Brasil oferece concessões aos EUA para barrar tarifa de 25%, mas blinda Pix

· 4 min de leitura · NEXUS A.I. do PIRANOT

Pontos-chave

  • O ministro Jorge Messias, da Advocacia-Geral da União (AGU), afirmou que o sistema de pagamentos Pix é "inegociável" e parte da soberania digital do país.
  • A declaração foi reforçada pelo presidente Luiz Inácio Lula da Silva (PT), que defendeu o Pix como instrumento de inclusão financeira e soberania nacional.
  • O presidente Lula classificou a ameaça como "injusta" e defendeu o diálogo, enquanto o ministro Marcio Elias Rosa (Mdic) acompanha as tratativas diretamente com o USTR.
  • Em meio às negociações, o senador Flávio Bolsonaro (PL-RJ) sugeriu aos EUA que o Pix não se conecte a sistemas não ocidentais, como os dos BRICS.
  • O ministro Messias foi categórico: "O Pix não está em negociação com outros países", disse, em entrevista coletiva.

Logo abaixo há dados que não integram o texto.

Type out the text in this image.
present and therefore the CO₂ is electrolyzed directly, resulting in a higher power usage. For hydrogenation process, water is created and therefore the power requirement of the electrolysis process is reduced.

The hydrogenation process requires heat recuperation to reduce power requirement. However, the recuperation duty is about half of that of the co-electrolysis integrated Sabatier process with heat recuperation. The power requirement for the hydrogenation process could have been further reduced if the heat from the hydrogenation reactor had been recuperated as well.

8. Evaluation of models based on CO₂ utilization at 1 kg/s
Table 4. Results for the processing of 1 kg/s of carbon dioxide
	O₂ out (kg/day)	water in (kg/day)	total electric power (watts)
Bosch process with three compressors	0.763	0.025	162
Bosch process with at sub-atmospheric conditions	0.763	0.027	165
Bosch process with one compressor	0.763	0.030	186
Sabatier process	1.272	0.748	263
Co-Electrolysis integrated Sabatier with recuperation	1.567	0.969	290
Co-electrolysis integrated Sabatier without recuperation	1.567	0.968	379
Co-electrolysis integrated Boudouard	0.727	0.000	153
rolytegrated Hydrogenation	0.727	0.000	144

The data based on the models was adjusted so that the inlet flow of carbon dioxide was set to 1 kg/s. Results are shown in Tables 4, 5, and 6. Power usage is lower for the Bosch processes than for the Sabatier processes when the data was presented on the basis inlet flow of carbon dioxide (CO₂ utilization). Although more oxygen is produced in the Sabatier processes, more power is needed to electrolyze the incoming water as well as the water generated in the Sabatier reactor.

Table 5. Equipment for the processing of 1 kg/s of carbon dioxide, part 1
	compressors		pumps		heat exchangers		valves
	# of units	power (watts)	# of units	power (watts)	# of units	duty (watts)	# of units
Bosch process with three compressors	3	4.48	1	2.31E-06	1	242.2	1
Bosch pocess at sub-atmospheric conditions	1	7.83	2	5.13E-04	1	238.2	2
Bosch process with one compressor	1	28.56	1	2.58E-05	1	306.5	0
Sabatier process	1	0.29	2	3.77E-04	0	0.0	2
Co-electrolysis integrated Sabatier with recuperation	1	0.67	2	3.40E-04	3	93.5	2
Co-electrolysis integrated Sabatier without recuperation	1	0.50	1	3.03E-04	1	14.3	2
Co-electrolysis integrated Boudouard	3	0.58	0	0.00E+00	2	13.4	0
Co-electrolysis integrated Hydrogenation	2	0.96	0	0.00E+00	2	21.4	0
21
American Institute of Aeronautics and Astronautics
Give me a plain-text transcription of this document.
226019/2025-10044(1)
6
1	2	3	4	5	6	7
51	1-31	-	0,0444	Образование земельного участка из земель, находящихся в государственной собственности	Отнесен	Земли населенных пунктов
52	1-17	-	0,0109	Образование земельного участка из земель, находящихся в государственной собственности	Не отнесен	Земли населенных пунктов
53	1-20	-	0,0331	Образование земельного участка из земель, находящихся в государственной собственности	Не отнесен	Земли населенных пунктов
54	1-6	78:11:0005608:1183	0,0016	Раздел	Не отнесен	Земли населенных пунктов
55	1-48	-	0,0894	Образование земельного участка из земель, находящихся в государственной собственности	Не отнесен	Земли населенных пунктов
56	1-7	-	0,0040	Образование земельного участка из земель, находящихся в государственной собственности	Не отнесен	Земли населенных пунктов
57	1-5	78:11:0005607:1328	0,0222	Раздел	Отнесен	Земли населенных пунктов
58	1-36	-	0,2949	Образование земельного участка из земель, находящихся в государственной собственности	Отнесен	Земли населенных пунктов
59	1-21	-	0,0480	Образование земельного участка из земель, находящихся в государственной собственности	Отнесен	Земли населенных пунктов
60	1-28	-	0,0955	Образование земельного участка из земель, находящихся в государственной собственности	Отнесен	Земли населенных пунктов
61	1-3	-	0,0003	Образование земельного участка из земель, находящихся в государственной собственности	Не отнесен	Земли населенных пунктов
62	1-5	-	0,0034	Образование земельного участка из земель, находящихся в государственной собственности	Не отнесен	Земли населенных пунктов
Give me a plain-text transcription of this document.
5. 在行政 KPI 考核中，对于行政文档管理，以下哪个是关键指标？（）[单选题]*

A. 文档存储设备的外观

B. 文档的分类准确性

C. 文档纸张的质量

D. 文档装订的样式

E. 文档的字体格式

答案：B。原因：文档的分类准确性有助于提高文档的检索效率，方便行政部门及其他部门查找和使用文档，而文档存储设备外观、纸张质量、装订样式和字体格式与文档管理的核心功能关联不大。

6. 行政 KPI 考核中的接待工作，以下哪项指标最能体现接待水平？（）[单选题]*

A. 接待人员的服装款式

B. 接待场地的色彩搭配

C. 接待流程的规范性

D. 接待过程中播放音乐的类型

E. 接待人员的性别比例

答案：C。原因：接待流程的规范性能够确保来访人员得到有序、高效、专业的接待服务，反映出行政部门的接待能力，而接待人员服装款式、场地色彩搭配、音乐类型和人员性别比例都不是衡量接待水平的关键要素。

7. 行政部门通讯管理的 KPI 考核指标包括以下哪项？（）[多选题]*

O governo brasileiro apresentou aos Estados Unidos uma proposta de “mapa do caminho” para tentar afastar a tarifa de 25% sobre produtos nacionais, prevista no âmbito de uma investigação da Seção 301 aberta pela gestão Donald Trump. A oferta abre espaço para compromissos em temas sensíveis da agenda comercial americana, mas fecha a porta para um ponto considerado estratégico em Brasília: o Pix.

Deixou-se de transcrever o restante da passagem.